Predestination or Free Will?

What a great question, @Angela275. One that is not only important theologically, but also has important pastoral (and emotive) implications. I’m sure that like me you have non-Christian friends and family, so this question also impacts them whichever side you fall down on. On the one hand, “If salvation is for a select set, is there any chance God might pass over them?”. On the other hand, “If salvation is only an act of free choice, does that mean their eternal destiny is more or less up to chance?”. Again on the one hand, “Is God abusively forcing himself on others by predestining people?” On the other, “If he has the power to save, but leaves it up to our choices does that make him negligent?”.

I say all that, not so folk will necessarily answer the questions but more to illustrate that this is not theological minutia. Rather, if one imagines theological doctrines like countries on a map, ones view of predestination and free-will directly borders one’s theology of God and one’s theology of Church Mission. These are big important questions; let me try to offer some basic, stumbling, reflections.

It is worth considering what one means by ‘free will’. My own view is that our will follows our desires, so I do not believe then that the will is ‘free’ from any and all coercion anyway. One chooses Pepsi over coke, for example, because one desires Pepsi more and so the will chooses that brand. I would argue that sinners never choose to submit to God because their heart desires sin more than righteousness and so the will chooses to rebel instead. As such, left to our own devices none of us chooses God on our own. As such God must intervene to give us a new ‘heart’ (the core of humanness) so that we desire to choose him rather than rebellion.

Unsurprisingly then, I am a convinced Calvinist. And not even necessarily because I want to be but because that is what I see in scripture and, personally, find the most convincing position. Others have and will disagree - I’m cool with that.

As a subset of Calvinists, I follow Don Carson’s Biblical Compatibilism model. Justin Taylor gives a good overview of the position (with bible passages) here. However, here are the headlines:

D. A. Carson… argues that the following two propositions are both taught and exemplified in the Bible:

  1. God is absolutely sovereign, but his sovereignty never functions in Scripture to reduce human responsibility.
  2. Human beings are responsible creatures—that is, they choose, they believe, they disobey, they respond, and there is moral significance in their choices; but human responsibility never functions in Scripture to diminish God’s sovereignty or to make God absolutely contingent.

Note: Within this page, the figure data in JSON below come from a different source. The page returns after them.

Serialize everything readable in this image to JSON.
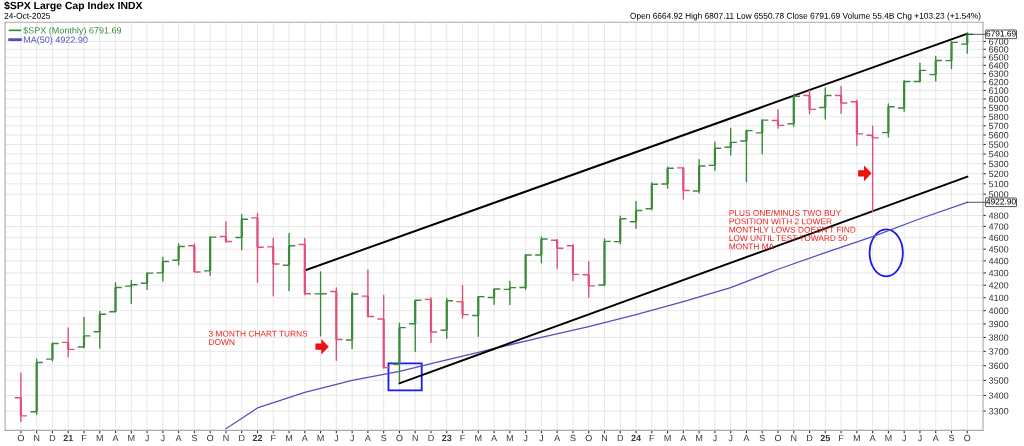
{
  "chart_data": {
    "type": "candlestick",
    "title": "$SPX Large Cap Index INDX",
    "subtitle": "24-Oct-2025",
    "x": [
      "2020-10",
      "2020-11",
      "2020-12",
      "2021-01",
      "2021-02",
      "2021-03",
      "2021-04",
      "2021-05",
      "2021-06",
      "2021-07",
      "2021-08",
      "2021-09",
      "2021-10",
      "2021-11",
      "2021-12",
      "2022-01",
      "2022-02",
      "2022-03",
      "2022-04",
      "2022-05",
      "2022-06",
      "2022-07",
      "2022-08",
      "2022-09",
      "2022-10",
      "2022-11",
      "2022-12",
      "2023-01",
      "2023-02",
      "2023-03",
      "2023-04",
      "2023-05",
      "2023-06",
      "2023-07",
      "2023-08",
      "2023-09",
      "2023-10",
      "2023-11",
      "2023-12",
      "2024-01",
      "2024-02",
      "2024-03",
      "2024-04",
      "2024-05",
      "2024-06",
      "2024-07",
      "2024-08",
      "2024-09",
      "2024-10",
      "2024-11",
      "2024-12",
      "2025-01",
      "2025-02",
      "2025-03",
      "2025-04",
      "2025-05",
      "2025-06",
      "2025-07",
      "2025-08",
      "2025-09",
      "2025-10"
    ],
    "xticks": [
      {
        "value": "2020-10",
        "label": "O"
      },
      {
        "value": "2020-11",
        "label": "N"
      },
      {
        "value": "2020-12",
        "label": "D"
      },
      {
        "value": "2021-01",
        "label": "21"
      },
      {
        "value": "2021-02",
        "label": "F"
      },
      {
        "value": "2021-03",
        "label": "M"
      },
      {
        "value": "2021-04",
        "label": "A"
      },
      {
        "value": "2021-05",
        "label": "M"
      },
      {
        "value": "2021-06",
        "label": "J"
      },
      {
        "value": "2021-07",
        "label": "J"
      },
      {
        "value": "2021-08",
        "label": "A"
      },
      {
        "value": "2021-09",
        "label": "S"
      },
      {
        "value": "2021-10",
        "label": "O"
      },
      {
        "value": "2021-11",
        "label": "N"
      },
      {
        "value": "2021-12",
        "label": "D"
      },
      {
        "value": "2022-01",
        "label": "22"
      },
      {
        "value": "2022-02",
        "label": "F"
      },
      {
        "value": "2022-03",
        "label": "M"
      },
      {
        "value": "2022-04",
        "label": "A"
      },
      {
        "value": "2022-05",
        "label": "M"
      },
      {
        "value": "2022-06",
        "label": "J"
      },
      {
        "value": "2022-07",
        "label": "J"
      },
      {
        "value": "2022-08",
        "label": "A"
      },
      {
        "value": "2022-09",
        "label": "S"
      },
      {
        "value": "2022-10",
        "label": "O"
      },
      {
        "value": "2022-11",
        "label": "N"
      },
      {
        "value": "2022-12",
        "label": "D"
      },
      {
        "value": "2023-01",
        "label": "23"
      },
      {
        "value": "2023-02",
        "label": "F"
      },
      {
        "value": "2023-03",
        "label": "M"
      },
      {
        "value": "2023-04",
        "label": "A"
      },
      {
        "value": "2023-05",
        "label": "M"
      },
      {
        "value": "2023-06",
        "label": "J"
      },
      {
        "value": "2023-07",
        "label": "J"
      },
      {
        "value": "2023-08",
        "label": "A"
      },
      {
        "value": "2023-09",
        "label": "S"
      },
      {
        "value": "2023-10",
        "label": "O"
      },
      {
        "value": "2023-11",
        "label": "N"
      },
      {
        "value": "2023-12",
        "label": "D"
      },
      {
        "value": "2024-01",
        "label": "24"
      },
      {
        "value": "2024-02",
        "label": "F"
      },
      {
        "value": "2024-03",
        "label": "M"
      },
      {
        "value": "2024-04",
        "label": "A"
      },
      {
        "value": "2024-05",
        "label": "M"
      },
      {
        "value": "2024-06",
        "label": "J"
      },
      {
        "value": "2024-07",
        "label": "J"
      },
      {
        "value": "2024-08",
        "label": "A"
      },
      {
        "value": "2024-09",
        "label": "S"
      },
      {
        "value": "2024-10",
        "label": "O"
      },
      {
        "value": "2024-11",
        "label": "N"
      },
      {
        "value": "2024-12",
        "label": "D"
      },
      {
        "value": "2025-01",
        "label": "25"
      },
      {
        "value": "2025-02",
        "label": "F"
      },
      {
        "value": "2025-03",
        "label": "M"
      },
      {
        "value": "2025-04",
        "label": "A"
      },
      {
        "value": "2025-05",
        "label": "M"
      },
      {
        "value": "2025-06",
        "label": "J"
      },
      {
        "value": "2025-07",
        "label": "J"
      },
      {
        "value": "2025-08",
        "label": "A"
      },
      {
        "value": "2025-09",
        "label": "S"
      },
      {
        "value": "2025-10",
        "label": "O"
      }
    ],
    "xlim": [
      "2020-09",
      "2025-11"
    ],
    "log": true,
    "ylim": [
      3180,
      6950
    ],
    "yticks": [
      3300,
      3400,
      3500,
      3600,
      3700,
      3800,
      3900,
      4000,
      4100,
      4200,
      4300,
      4400,
      4500,
      4600,
      4700,
      4800,
      5000,
      5100,
      5200,
      5300,
      5400,
      5500,
      5600,
      5700,
      5800,
      5900,
      6000,
      6100,
      6200,
      6300,
      6400,
      6500,
      6600,
      6700
    ],
    "grid": true,
    "legend": "top left",
    "series": [
      {
        "name": "$SPX (Monthly) 6791.69",
        "ohlc": [
          [
            3385,
            3549,
            3234,
            3270
          ],
          [
            3296,
            3645,
            3279,
            3622
          ],
          [
            3645,
            3760,
            3633,
            3756
          ],
          [
            3764,
            3870,
            3662,
            3714
          ],
          [
            3731,
            3950,
            3725,
            3811
          ],
          [
            3842,
            3994,
            3723,
            3973
          ],
          [
            3992,
            4219,
            3992,
            4181
          ],
          [
            4192,
            4238,
            4056,
            4204
          ],
          [
            4216,
            4302,
            4165,
            4298
          ],
          [
            4300,
            4429,
            4233,
            4395
          ],
          [
            4406,
            4546,
            4367,
            4523
          ],
          [
            4529,
            4546,
            4306,
            4308
          ],
          [
            4317,
            4608,
            4279,
            4605
          ],
          [
            4610,
            4744,
            4560,
            4567
          ],
          [
            4602,
            4808,
            4495,
            4766
          ],
          [
            4778,
            4818,
            4223,
            4516
          ],
          [
            4520,
            4595,
            4115,
            4374
          ],
          [
            4363,
            4637,
            4157,
            4530
          ],
          [
            4540,
            4593,
            4124,
            4132
          ],
          [
            4131,
            4307,
            3811,
            4132
          ],
          [
            4150,
            4178,
            3637,
            3785
          ],
          [
            3781,
            4141,
            3721,
            4130
          ],
          [
            4113,
            4325,
            3954,
            3955
          ],
          [
            3937,
            4119,
            3584,
            3586
          ],
          [
            3610,
            3905,
            3492,
            3872
          ],
          [
            3901,
            4080,
            3699,
            4080
          ],
          [
            4087,
            4101,
            3764,
            3840
          ],
          [
            3853,
            4095,
            3794,
            4077
          ],
          [
            4070,
            4195,
            3943,
            3970
          ],
          [
            3963,
            4110,
            3809,
            4109
          ],
          [
            4102,
            4170,
            4049,
            4169
          ],
          [
            4166,
            4231,
            4048,
            4180
          ],
          [
            4181,
            4455,
            4167,
            4450
          ],
          [
            4450,
            4607,
            4385,
            4589
          ],
          [
            4578,
            4584,
            4336,
            4508
          ],
          [
            4530,
            4541,
            4238,
            4288
          ],
          [
            4285,
            4394,
            4104,
            4194
          ],
          [
            4202,
            4588,
            4197,
            4568
          ],
          [
            4566,
            4794,
            4546,
            4770
          ],
          [
            4743,
            4932,
            4683,
            4846
          ],
          [
            4862,
            5111,
            4853,
            5096
          ],
          [
            5098,
            5265,
            5057,
            5254
          ],
          [
            5258,
            5264,
            4954,
            5036
          ],
          [
            5030,
            5342,
            5012,
            5278
          ],
          [
            5284,
            5524,
            5234,
            5460
          ],
          [
            5471,
            5670,
            5391,
            5522
          ],
          [
            5537,
            5652,
            5120,
            5648
          ],
          [
            5623,
            5768,
            5403,
            5762
          ],
          [
            5758,
            5879,
            5674,
            5705
          ],
          [
            5723,
            6054,
            5697,
            6032
          ],
          [
            6040,
            6100,
            5833,
            5882
          ],
          [
            5903,
            6128,
            5774,
            6041
          ],
          [
            6041,
            6147,
            5837,
            5955
          ],
          [
            5968,
            5986,
            5489,
            5612
          ],
          [
            5597,
            5696,
            4835,
            5569
          ],
          [
            5626,
            5944,
            5578,
            5912
          ],
          [
            5897,
            6215,
            5861,
            6205
          ],
          [
            6204,
            6427,
            6201,
            6339
          ],
          [
            6287,
            6508,
            6212,
            6460
          ],
          [
            6458,
            6699,
            6360,
            6688
          ],
          [
            6664.92,
            6807.11,
            6550.78,
            6791.69
          ]
        ],
        "colors": [
          "#e0507a",
          "#3a8a3a",
          "#3a8a3a",
          "#e0507a",
          "#3a8a3a",
          "#3a8a3a",
          "#3a8a3a",
          "#3a8a3a",
          "#3a8a3a",
          "#3a8a3a",
          "#3a8a3a",
          "#e0507a",
          "#3a8a3a",
          "#e0507a",
          "#3a8a3a",
          "#e0507a",
          "#e0507a",
          "#3a8a3a",
          "#e0507a",
          "#3a8a3a",
          "#e0507a",
          "#3a8a3a",
          "#e0507a",
          "#e0507a",
          "#3a8a3a",
          "#3a8a3a",
          "#e0507a",
          "#3a8a3a",
          "#e0507a",
          "#3a8a3a",
          "#3a8a3a",
          "#3a8a3a",
          "#3a8a3a",
          "#3a8a3a",
          "#e0507a",
          "#e0507a",
          "#e0507a",
          "#3a8a3a",
          "#3a8a3a",
          "#3a8a3a",
          "#3a8a3a",
          "#3a8a3a",
          "#e0507a",
          "#3a8a3a",
          "#3a8a3a",
          "#3a8a3a",
          "#3a8a3a",
          "#3a8a3a",
          "#e0507a",
          "#3a8a3a",
          "#e0507a",
          "#3a8a3a",
          "#e0507a",
          "#e0507a",
          "#e0507a",
          "#3a8a3a",
          "#3a8a3a",
          "#3a8a3a",
          "#3a8a3a",
          "#3a8a3a",
          "#3a8a3a"
        ]
      },
      {
        "type": "line",
        "name": "MA(50) 4922.90",
        "color": "#5050c0",
        "x": [
          "2021-11",
          "2022-01",
          "2022-04",
          "2022-07",
          "2022-10",
          "2023-01",
          "2023-04",
          "2023-07",
          "2023-10",
          "2024-01",
          "2024-04",
          "2024-07",
          "2024-10",
          "2025-01",
          "2025-04",
          "2025-07",
          "2025-10"
        ],
        "values": [
          3190,
          3320,
          3420,
          3500,
          3560,
          3640,
          3720,
          3800,
          3880,
          3970,
          4070,
          4180,
          4330,
          4470,
          4610,
          4770,
          4922.9
        ]
      },
      {
        "type": "line",
        "color": "#000000",
        "x": [
          "2022-04",
          "2025-10"
        ],
        "values": [
          4320,
          6800
        ]
      },
      {
        "type": "line",
        "color": "#000000",
        "x": [
          "2022-10",
          "2025-10"
        ],
        "values": [
          3480,
          5170
        ]
      }
    ],
    "annotations": [
      "Open 6664.92 High 6807.11 Low 6550.78 Close 6791.69 Volume 55.4B Chg +103.23 (+1.54%)",
      "3 MONTH CHART TURNS\nDOWN",
      "PLUS ONE/MINUS TWO BUY\nPOSITION WITH 2 LOWER\nMONTHLY LOWS DOESN'T FIND\nLOW UNTIL TEST TOWARD 50\nMONTH MA",
      {
        "text": "6791.69",
        "x": "2025-10",
        "y": 6791.69
      },
      {
        "text": "4922.90",
        "x": "2025-10",
        "y": 4922.9
      }
    ]
  }
}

Again folks are welcome to disagree. I have answers to some common objections, other stuff I just have to go, ‘yeah, don’t know really…’. I certainly have no answers to Mitchell’s consciousness critique, that is information above my pay grade I am afraid. Yet, not being able to answer an objection does not necessarily make Calvinism invalid, it is more a recognition that I am not as smart as he is(!) :wink:

I guess what I am saying is this: at the end of the day, I’m just another finite human trying to get my head around an infinite being’s operations. Even with the bible and 2000 years of theological reflections, we’re all still ants trying to comprehend the ocean. So whatever direction one approaches the debate I think it is incumbent on us to do so with grace and humility.

Sadly that has not always been the case. The Calvinism vs. Arminianism debate has been dividing churches for centuries and it is often, not to put too fine a point on it, due to stupid behaviour on both sides. Again, I often wonder if part of the reasons one lands on one side of the theological fence or the other on these issues is personality type, background, etc. It also wouldn’t surprise me if when we reach glory Calvinists and Arminians (and everyone else) finds out they were both partly right and both partly wrong.

I hope you can salvage something useful from all that. What’s your thoughts on the issue, Angela?